De nos jours, les réseaux sociaux occupent une grande place dans notre quotidien. La population consomme beaucoup de contenu chaque jour, particulièrement tard le soir. Les plateformes les plus utilisées, telles que TikTok, YouTube et Instagram, sont conçues pour attirer l’attention des utilisateurs, qui défilent, partagent et aiment du contenu. Bien que plusieurs effets néfastes des réseaux sociaux sur le sommeil des jeunes soient documentés, certains usages peuvent néanmoins présenter des avantages.

Les impacts positifs des réseaux sociaux sur le sommeil des jeunes

Pour certains créateurs de contenu centrés sur le bien‑être, la sensibilisation aux effets néfastes des réseaux sociaux sur le sommeil des adolescents représente une occasion d’éduquer et de fidéliser leurs abonnés. Ces influenceurs peuvent bénéficier de partenariats avec des entreprises de bien‑être ou même des entreprises qui vendent des produits liés au sommeil, tels que des cache‑yeux ou des oreillers.

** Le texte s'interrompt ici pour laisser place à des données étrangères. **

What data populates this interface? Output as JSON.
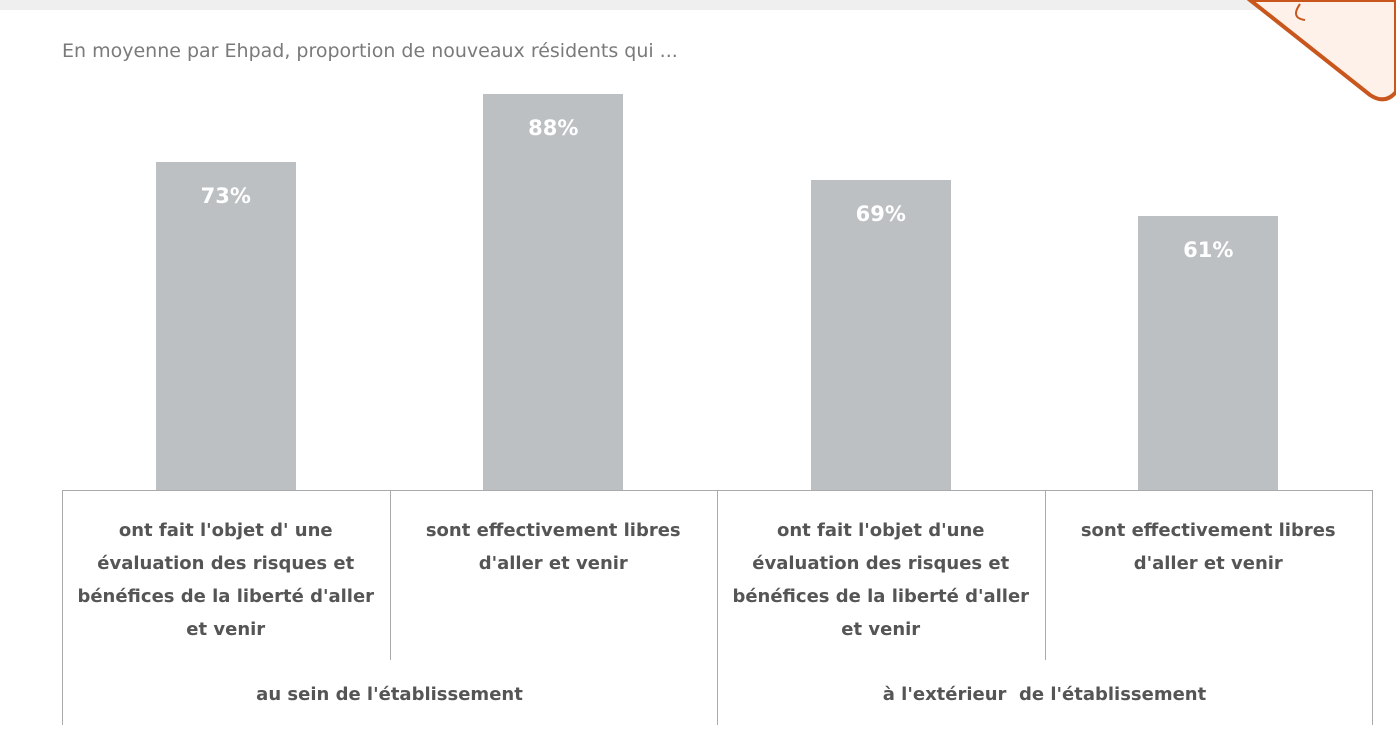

En outre, ils peuvent partager des vidéos dans lesquelles ils recommandent des pratiques favorisant l’endormissement et proposent des routines relaxantes.

L’usage responsable des réseaux sociaux avant de se coucher constitue un autre impact positif des réseaux sociaux sur le sommeil des jeunes. Plusieurs internautes consomment du contenu relaxant, qui contribue à diminuer le rythme cardiaque et favorise ainsi le sommeil. La disponibilité de ce type de contenu est vaste, allant de la méditation aux vidéos ASMR.

Les impacts négatifs des réseaux sociaux sur le sommeil des jeunes

Un impact problématique des réseaux sociaux sur le sommeil des jeunes est le doomscrolling, un terme de plus en plus utilisé pour désigner une consultation compulsive et continue d’informations en ligne, souvent axées sur des événements tragiques ou alarmants. Les réseaux sociaux utilisent des algorithmes qui s’appuient sur des principes psychologiques pour maintenir l’engagement des utilisateurs et ainsi favoriser ce défilement morbide et continu. Ce phénomène pousse le cerveau à libérer de petites doses de dopamine à chaque mouvement de défilement, ce qui favorise l’addiction. Conséquemment, les utilisateurs se retrouvent pris dans une boucle d’accumulation de contenu, retardant l’heure du coucher.

Les réseaux sociaux et le sommeil des jeunes

L’exposition tardive aux écrans lumineux due à la consommation de contenu constitue un autre impact négatif des réseaux sociaux sur le sommeil de la jeune population. La lumière bleue émise par les écrans stimule les cellules ganglionnaires de la rétine, qui communiquent avec la glande pinéale, responsable de la production de mélatonine. Cette exposition perturbe la libération de cette hormone, essentielle à l’endormissement et à la régulation du cycle jour‑nuit.

Le syndrome FOMO, caractérisé par la peur de rater quelque chose d’important et favorisé par les plateformes sociales, s’ajoute aux impacts nocifs des réseaux sociaux sur le sommeil des jeunes. Ce syndrome contribue à augmenter la procrastination à l’heure du coucher et à perturber les horaires de sommeil.

Protéger la qualité du sommeil

Le sommeil est essentiel à la santé et au développement des adolescents, et il contribue à leur bien‑être en influençant l’apprentissage, la régulation des émotions et la mémoire. Pour ce faire, cibler une heure de coucher, limiter l’accès à des contenus trop engageants une demi‑heure avant cette heure et déposer le téléphone hors de portée au moment d’aller dormir sont des solutions efficaces pour favoriser un sommeil de qualité. Bref, il est primordial d’adopter de saines habitudes pour réduire les impacts néfastes des réseaux sociaux sur le sommeil des jeunes.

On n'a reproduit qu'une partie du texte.